You are the Center of the Universe

            What is the center of the universe? Scientifically, we are. That’s where we started millennia ago, then we learned that the sun was the center (of the solar system), then we discovered galaxies with their own centers, then clusters of galaxies, and now, we’re back where we started.

            General Relativity describes the geometry of our universe as a three-dimensional surface in a four (or greater) dimensional universe. It’s very difficult—impossible for me—to visualize more than three dimensions, but it’s simple mathematically, and I can use lower dimensional analogies to get the idea and identify its center.

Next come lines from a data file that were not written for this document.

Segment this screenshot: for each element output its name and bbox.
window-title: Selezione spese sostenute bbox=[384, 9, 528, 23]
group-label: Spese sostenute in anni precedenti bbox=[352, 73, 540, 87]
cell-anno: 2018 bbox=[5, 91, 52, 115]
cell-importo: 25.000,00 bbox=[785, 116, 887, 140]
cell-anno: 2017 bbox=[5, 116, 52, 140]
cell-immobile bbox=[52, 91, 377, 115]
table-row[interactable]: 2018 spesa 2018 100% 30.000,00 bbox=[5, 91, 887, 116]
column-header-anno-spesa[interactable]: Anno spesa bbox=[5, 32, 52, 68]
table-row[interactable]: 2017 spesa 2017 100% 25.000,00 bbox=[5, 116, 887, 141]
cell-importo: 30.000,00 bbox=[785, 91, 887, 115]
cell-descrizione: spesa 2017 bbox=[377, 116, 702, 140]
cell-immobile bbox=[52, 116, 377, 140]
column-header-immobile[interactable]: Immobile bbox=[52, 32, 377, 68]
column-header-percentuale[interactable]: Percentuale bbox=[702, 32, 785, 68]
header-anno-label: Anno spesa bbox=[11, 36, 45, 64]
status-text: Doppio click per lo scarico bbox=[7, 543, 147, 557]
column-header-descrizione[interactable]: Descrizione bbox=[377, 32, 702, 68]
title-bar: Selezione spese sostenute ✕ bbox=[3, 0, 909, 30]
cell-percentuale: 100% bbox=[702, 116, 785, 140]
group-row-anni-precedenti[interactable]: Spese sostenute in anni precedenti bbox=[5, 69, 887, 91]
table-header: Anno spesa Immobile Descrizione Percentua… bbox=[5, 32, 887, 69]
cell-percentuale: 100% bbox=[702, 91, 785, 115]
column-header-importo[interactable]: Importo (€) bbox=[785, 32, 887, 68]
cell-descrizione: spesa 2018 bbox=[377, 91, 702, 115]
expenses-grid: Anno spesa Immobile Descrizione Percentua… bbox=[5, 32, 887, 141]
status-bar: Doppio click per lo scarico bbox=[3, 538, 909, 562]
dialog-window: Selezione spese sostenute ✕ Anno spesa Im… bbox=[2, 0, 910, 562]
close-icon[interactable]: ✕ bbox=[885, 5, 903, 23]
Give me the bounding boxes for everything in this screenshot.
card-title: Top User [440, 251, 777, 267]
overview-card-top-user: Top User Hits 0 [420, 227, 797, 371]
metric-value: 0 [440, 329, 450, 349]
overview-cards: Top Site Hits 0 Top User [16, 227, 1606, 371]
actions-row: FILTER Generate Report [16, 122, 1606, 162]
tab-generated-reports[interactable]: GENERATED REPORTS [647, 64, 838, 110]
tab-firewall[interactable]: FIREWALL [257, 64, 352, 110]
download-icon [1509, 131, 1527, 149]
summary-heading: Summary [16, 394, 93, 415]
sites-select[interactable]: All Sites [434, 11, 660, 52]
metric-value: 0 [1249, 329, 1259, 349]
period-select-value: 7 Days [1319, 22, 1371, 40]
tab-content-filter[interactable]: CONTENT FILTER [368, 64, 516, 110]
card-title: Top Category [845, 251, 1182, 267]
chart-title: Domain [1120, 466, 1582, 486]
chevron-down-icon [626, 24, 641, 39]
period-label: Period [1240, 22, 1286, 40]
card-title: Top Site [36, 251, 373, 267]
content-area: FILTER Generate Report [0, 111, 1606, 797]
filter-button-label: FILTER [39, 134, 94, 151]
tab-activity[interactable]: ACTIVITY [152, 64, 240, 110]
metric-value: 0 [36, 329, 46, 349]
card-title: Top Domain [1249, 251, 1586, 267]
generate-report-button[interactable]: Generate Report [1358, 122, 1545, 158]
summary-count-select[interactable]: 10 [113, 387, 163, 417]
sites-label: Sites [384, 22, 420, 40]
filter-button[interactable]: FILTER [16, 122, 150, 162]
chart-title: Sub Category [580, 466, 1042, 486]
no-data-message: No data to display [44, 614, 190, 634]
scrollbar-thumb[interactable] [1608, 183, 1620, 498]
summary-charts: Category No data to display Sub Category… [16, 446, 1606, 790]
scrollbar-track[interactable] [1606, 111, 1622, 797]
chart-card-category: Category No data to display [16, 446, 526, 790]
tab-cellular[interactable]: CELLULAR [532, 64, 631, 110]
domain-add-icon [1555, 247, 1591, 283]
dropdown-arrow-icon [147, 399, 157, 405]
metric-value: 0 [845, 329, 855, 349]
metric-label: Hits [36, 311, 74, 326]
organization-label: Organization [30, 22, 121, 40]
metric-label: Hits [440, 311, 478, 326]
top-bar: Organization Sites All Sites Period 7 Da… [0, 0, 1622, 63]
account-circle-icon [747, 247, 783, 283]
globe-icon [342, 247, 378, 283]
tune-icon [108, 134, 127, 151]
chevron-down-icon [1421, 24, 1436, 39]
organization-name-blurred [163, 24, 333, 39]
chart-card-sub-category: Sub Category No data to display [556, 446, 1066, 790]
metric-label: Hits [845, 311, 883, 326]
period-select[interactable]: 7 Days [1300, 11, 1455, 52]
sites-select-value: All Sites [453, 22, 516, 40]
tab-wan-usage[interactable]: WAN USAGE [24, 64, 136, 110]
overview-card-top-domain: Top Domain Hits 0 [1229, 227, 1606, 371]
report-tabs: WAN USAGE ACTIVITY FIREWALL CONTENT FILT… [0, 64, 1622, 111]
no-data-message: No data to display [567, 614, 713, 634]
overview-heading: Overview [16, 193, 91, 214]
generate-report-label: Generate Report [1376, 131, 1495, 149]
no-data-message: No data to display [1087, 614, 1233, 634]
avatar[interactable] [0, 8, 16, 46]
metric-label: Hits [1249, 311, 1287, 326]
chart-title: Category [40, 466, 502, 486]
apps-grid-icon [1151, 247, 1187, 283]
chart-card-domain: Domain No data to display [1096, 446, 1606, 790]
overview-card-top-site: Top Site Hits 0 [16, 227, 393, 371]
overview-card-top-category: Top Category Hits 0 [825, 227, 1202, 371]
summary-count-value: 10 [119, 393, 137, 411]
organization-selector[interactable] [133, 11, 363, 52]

            But what is a center?

            A center is a midpoint. If you have a line that is twelve miles long, the midpoint is six miles from the end—from both ends actually. That tells us what we mean by a center. We can define it as the point from which if you travel, it will be the same distance to the end in any direction. For a line, that’s only two possible directions. For a plane figure, it’s more.

            For a disk, the center is that point from which you would travel the same distance to the edge in any direction. The edge is defined by a circle surrounding the disk, and the disk’s center is in the middle of the disk.

            Going back to the line, let’s bend the line around on itself to make a circle. The line still has only two directions that you can travel on it, but now those directions are curved in a 2nd dimension. Using a familiar trope, if we are tiny one-dimensional beings traveling on a large circular line, we will have no awareness of the 2nd dimension. If we travel far enough, we will come back to where we started with no understanding of how that happened. We will have gone in a “straight” line for twelve miles and should be twelve miles away! This is mind blowing.

            So where is the center of the line now? I don’t mean the center of the disk defined by the circle; that is beyond our one-dimensional awareness. I mean the midpoint of the line itself that used to be six miles from the ends. You could easily say it has no center, since you can travel forever in either direction and never reach an edge, but it’s more interesting, and perfectly reasonable, to think of it another way. The point of return, your origin, functions as an edge for our purposes, so the center of the line is that point on the line from which you would travel exactly the same distance in either direction to return to that point. But that is true of any point on the line. Every point on a circular line is the center of that line.

            The same thing would happen with two dimensional beings on the surface of a sphere. Small beings and a large sphere mean we could travel in a “straight” line and eventually end up right where we started with no understanding of that. We’re familiar with this because we live on the approximately spherical Earth. We are used to the idea that if we travel continuously in one direction on the surface, we’ll go around the world and end up where we started. The difference is that we are three-dimensional beings, so curvature of the two-dimensional surface of the Earth through the third dimension is completely understandable to us. Still, we should realize that every point on the Earth’s surface fits the definition of the center of the surface—not the center of the spherical earth, deep inside the earth, but the center of its two-dimensional surface.

            But two-dimensional beings on a spherical surface could have no awareness of the curvature in the 3rd dimension. For them, it would be pure, and scary, magic to return to where they started by traveling only in one direction. (It wouldn’t be magic to their mathematicians, who would have discovered the concept of higher dimensionality, and could deduce how this might happen even though they couldn’t perceive it.)

            Now we come back to the universe as a three-dimensional surface in a higher dimensional space. We can’t visualize that. To us, if it’s three-dimensions, it’s just a volume, not a surface, too. That is no different from our one-dimensional beings on the closed circular line defining a two-dimensional disk, or our two-dimensional beings on the closed two-dimensional surface defining a three-dimensional sphere. Similarly, a four-dimensional sphere (called a hypersphere) has a three-dimensional surface. As three-dimensional beings, we live on that surface. That is our universe. If you travel far enough (it’s a long way) in a straight line in any direction from where you are now, you will return to where you started.

            On our three-dimensional surface in spacetime, you (and I, and everyone else) are the center of the universe.